Will Western Tech Firms Stand for Freedom? Experts Are Split

Half thinks companies will help dissidents.

Internet experts are about evenly split on whether Western-based technology firms will protect dissidents in autocratic nations a decade down the road or whether they’ll be aiding the oppressors, according to a report released Thursday.

By 2020, Western technology companies “will be expected to abide by a set of norms -- for instance, the ‘Responsibility to Protect’ citizens being attacked or challenged by their governments,” about 50 percent of 1,021 Internet stakeholders surveyed by the Pew Research Center’s Internet and American Life Project and Elon University’s Imagining the Internet Center said.

“In this world, for instance, a Western telecommunications firm would not be able to selectively monitor or block the Internet activity of protestors at the behest of an authoritarian government without significant penalties in other markets,” according to the survey.

About 40 percent of survey respondents reached the opposite conclusion.

By 2020, they said, Western technology firms “will have taken steps to minimize their usefulness as tools for political organizing by dissidents. They will reason that too much association with sensitive activities will put them in disfavor with autocratic governments. Indeed, in this world, commercial firms derive significant income from filtering and editing their services on behalf of the world's authoritarian regimes.”

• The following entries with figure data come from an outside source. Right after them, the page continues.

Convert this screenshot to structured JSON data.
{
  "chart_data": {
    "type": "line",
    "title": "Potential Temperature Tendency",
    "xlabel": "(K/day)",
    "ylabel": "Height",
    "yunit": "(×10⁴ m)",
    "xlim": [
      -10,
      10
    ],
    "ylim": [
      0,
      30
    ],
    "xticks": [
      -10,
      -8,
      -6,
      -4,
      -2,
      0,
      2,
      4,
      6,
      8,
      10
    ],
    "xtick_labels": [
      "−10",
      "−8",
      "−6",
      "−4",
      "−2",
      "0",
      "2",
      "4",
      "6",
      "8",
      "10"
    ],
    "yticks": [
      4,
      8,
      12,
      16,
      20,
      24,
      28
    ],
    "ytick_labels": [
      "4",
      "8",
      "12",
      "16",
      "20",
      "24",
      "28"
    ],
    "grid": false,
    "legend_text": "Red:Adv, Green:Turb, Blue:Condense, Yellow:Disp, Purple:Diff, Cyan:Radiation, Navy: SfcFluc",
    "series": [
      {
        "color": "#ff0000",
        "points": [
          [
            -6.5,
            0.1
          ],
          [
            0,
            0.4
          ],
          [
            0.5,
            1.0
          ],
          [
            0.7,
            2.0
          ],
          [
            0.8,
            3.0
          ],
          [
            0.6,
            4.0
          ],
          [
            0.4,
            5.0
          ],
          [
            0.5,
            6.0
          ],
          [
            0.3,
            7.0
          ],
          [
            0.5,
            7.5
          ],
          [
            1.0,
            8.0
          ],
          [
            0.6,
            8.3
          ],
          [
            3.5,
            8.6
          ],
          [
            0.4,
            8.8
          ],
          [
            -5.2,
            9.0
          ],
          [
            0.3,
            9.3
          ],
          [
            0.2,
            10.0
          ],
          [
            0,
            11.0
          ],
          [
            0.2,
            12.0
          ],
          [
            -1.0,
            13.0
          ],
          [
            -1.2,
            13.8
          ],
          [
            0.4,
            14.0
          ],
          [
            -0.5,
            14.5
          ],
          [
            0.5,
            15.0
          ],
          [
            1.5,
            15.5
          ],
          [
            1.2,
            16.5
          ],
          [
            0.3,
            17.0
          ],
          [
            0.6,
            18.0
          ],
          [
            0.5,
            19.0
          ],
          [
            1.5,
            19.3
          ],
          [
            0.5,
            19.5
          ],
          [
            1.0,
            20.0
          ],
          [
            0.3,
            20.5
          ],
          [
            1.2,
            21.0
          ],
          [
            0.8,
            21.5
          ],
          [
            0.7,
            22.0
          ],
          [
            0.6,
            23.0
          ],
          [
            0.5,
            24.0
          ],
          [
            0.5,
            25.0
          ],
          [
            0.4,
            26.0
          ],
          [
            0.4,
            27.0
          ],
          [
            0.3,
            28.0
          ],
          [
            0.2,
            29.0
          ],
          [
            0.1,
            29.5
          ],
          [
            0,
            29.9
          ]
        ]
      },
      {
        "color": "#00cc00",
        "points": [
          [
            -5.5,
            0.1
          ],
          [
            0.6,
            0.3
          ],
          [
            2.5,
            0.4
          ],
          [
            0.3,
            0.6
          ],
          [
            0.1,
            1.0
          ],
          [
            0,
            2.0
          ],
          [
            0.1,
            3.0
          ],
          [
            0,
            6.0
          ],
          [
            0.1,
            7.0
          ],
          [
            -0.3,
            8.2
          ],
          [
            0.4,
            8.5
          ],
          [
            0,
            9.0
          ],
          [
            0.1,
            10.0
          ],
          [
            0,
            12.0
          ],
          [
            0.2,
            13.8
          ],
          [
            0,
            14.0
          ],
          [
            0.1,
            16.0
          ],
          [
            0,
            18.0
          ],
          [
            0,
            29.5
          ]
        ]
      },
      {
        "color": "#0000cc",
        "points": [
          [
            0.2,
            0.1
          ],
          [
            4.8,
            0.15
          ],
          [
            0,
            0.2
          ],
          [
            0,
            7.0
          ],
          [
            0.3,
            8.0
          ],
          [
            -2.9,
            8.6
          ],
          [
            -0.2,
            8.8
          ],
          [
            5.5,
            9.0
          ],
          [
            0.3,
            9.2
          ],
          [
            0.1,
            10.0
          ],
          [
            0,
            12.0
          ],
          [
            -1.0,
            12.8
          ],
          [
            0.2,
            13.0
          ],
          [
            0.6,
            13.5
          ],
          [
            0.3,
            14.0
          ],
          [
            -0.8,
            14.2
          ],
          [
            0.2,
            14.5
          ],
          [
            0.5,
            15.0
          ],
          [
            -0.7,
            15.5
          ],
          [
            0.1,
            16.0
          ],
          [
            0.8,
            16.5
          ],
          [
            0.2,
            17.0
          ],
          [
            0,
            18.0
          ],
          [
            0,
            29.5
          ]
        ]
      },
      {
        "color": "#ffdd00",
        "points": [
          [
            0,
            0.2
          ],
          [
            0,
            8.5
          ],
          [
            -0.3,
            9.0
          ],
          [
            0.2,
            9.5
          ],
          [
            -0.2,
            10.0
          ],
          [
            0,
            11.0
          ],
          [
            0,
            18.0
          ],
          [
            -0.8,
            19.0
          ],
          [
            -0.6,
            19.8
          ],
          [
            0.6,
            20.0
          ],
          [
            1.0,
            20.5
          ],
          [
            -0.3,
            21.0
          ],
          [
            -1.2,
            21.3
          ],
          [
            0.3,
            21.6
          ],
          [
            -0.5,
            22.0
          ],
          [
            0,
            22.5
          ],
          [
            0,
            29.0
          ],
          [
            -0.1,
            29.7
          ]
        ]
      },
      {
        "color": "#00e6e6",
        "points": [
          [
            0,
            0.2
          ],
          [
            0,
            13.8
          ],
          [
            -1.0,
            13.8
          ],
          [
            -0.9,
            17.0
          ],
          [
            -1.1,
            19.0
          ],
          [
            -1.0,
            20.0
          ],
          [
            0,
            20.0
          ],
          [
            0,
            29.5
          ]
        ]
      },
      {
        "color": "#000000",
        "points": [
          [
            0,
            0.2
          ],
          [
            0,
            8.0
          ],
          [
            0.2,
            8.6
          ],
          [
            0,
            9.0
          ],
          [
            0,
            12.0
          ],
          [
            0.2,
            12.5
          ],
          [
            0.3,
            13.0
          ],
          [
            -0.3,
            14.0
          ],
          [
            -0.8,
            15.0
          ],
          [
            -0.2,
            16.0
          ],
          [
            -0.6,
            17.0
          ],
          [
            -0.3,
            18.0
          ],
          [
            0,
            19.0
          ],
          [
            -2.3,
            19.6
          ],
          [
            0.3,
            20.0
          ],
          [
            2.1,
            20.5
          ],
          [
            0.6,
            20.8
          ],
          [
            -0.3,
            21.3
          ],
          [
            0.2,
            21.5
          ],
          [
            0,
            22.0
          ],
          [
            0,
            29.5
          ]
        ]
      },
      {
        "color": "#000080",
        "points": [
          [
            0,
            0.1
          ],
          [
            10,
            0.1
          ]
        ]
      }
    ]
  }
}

Also on Thursday, the United Nations Human Rights Council endorsed a resolution supporting freedom of expression and information online. In a New York Times op ed following the vote Swedish Foreign Minister Carl Bildt noted the Internet’s power to keep the world informed about repressive regimes’ actions and urged UN members to oppose Internet censorship.

From Bildt:

In past decades, massive crimes could be committed in Syria and other countries without us even knowing. But we can now follow what is happening minute by minute, megabyte by megabyte.

Today, with nearly the entire globe covered by mobile networks, the problem of physical access to the Internet is almost a forgotten issue. What is increasingly worrying is what kind of access people are being offered.

We cannot accept that the Internet’s content should be limited or manipulated depending on the flavor-of-the-month of political leaders. Only by securing access to the open and global Internet will true development take place.